Working model of SynGAP function at the synapse. Top left, SynGAP is enriched in the PSD through binding with MAGUK family scaffold proteins, such as PSD-95. NMDARs and AMPARs also interact with MAGUK proteins. The PSD is a phase-separated macromolecular complex that remains highly packed despite the lack of enclosure by lipid membranes. SynGAP inhibits the activity of Ras and other small GTPases, which are involved in numerous biochemical signaling pathways that promote enhancement of spine growth and synaptic strength through actin polymerization and AMPAR insertion.

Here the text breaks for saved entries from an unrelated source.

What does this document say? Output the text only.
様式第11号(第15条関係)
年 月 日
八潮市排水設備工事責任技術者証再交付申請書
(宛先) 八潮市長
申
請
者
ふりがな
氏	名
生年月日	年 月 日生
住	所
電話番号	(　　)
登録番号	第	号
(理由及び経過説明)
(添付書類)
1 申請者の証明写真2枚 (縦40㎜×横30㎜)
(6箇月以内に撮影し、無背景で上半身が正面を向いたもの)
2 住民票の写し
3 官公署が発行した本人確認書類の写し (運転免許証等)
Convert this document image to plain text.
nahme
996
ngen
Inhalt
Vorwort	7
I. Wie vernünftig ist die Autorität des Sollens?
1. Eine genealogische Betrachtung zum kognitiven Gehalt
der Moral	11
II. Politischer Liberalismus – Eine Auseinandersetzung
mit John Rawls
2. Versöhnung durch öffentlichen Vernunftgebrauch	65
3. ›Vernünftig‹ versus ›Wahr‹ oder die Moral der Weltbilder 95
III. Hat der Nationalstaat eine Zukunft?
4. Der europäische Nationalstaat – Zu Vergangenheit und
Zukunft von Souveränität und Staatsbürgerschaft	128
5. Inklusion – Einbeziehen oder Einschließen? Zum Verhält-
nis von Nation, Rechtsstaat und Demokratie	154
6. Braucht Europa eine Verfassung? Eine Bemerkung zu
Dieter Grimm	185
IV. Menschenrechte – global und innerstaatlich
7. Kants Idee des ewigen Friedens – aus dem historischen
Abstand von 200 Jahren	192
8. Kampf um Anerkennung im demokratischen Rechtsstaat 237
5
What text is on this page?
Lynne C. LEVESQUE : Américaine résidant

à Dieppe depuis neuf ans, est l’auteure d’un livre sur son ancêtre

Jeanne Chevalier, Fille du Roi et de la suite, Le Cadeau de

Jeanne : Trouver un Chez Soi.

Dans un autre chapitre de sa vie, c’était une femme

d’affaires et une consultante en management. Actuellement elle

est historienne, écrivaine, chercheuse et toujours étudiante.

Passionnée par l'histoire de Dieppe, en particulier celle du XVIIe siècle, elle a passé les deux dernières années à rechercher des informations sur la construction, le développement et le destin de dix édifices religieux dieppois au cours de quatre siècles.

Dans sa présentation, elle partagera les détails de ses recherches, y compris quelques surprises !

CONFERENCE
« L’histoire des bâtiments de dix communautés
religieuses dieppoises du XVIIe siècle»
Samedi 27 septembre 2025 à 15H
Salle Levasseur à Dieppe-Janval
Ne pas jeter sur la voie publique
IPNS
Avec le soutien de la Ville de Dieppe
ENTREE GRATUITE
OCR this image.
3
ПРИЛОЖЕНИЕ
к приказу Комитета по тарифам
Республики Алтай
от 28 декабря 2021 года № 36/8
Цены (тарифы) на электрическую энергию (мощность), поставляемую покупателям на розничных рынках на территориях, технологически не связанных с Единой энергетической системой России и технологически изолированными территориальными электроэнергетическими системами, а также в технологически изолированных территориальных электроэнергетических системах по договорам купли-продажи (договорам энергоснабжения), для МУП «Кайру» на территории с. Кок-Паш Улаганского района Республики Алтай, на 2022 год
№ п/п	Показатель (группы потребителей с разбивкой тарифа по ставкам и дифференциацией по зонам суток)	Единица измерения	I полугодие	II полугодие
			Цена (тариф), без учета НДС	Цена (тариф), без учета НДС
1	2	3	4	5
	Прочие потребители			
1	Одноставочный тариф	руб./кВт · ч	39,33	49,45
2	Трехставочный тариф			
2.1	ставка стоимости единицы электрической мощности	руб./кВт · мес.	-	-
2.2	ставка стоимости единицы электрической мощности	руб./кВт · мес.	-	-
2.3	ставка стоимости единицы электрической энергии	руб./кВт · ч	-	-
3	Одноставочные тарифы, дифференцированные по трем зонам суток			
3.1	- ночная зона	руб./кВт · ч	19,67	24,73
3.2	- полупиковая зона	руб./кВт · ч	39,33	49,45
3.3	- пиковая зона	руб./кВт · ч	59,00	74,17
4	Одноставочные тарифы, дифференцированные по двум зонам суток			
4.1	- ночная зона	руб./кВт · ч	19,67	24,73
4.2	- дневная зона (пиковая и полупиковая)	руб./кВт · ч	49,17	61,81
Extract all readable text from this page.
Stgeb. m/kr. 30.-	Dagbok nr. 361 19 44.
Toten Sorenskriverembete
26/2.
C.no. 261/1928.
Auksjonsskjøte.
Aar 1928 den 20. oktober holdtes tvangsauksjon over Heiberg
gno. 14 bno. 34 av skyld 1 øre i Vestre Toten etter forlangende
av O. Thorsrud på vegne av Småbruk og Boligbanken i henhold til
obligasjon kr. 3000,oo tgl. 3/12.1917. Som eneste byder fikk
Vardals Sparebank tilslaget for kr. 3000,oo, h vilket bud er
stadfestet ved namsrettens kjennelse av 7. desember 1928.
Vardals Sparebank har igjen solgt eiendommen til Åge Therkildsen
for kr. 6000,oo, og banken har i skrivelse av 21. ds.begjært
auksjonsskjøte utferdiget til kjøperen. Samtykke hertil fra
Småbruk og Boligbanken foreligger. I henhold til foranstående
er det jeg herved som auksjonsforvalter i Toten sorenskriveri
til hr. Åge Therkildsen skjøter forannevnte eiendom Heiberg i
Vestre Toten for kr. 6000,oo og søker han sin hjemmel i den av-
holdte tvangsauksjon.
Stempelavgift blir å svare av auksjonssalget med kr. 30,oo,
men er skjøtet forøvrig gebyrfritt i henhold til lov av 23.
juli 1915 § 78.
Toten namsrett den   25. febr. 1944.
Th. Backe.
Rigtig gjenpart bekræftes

SynGAP also occupies a significant number of MAGUK PDZ domains, potentially placing a limit on the number of synaptic AMPAR/TARP complexes at the PSD. Top right, Following an LTP-inducing stimulus, SynGAP is rapidly dispersed from the PSD. This lifts the brake on small GTPase signaling, promoting plasticity-related biochemical and structural changes to the synapse. Some freely diffusing AMPAR/TARP complexes associate with MAGUK PDZ domains previously occupied by SynGAP. Bottom left, In the case of SynGAP haploinsufficiency, small GTPase signaling is basally elevated and MAGUK PDZ domains are basally more available for the binding of AMPAR/TARP complexes, resulting in larger spines with greater AMPAR content. SynGAP-haploinsufficiency-induced enhancement of basal synaptic AMPAR number represents basal enhancement of synaptic strength. Bottom right, Following a stimulus that would normally lead to robust activity-induced SynGAP dispersion, no further enhancement of synaptic strength is observed due to occlusion of LTP.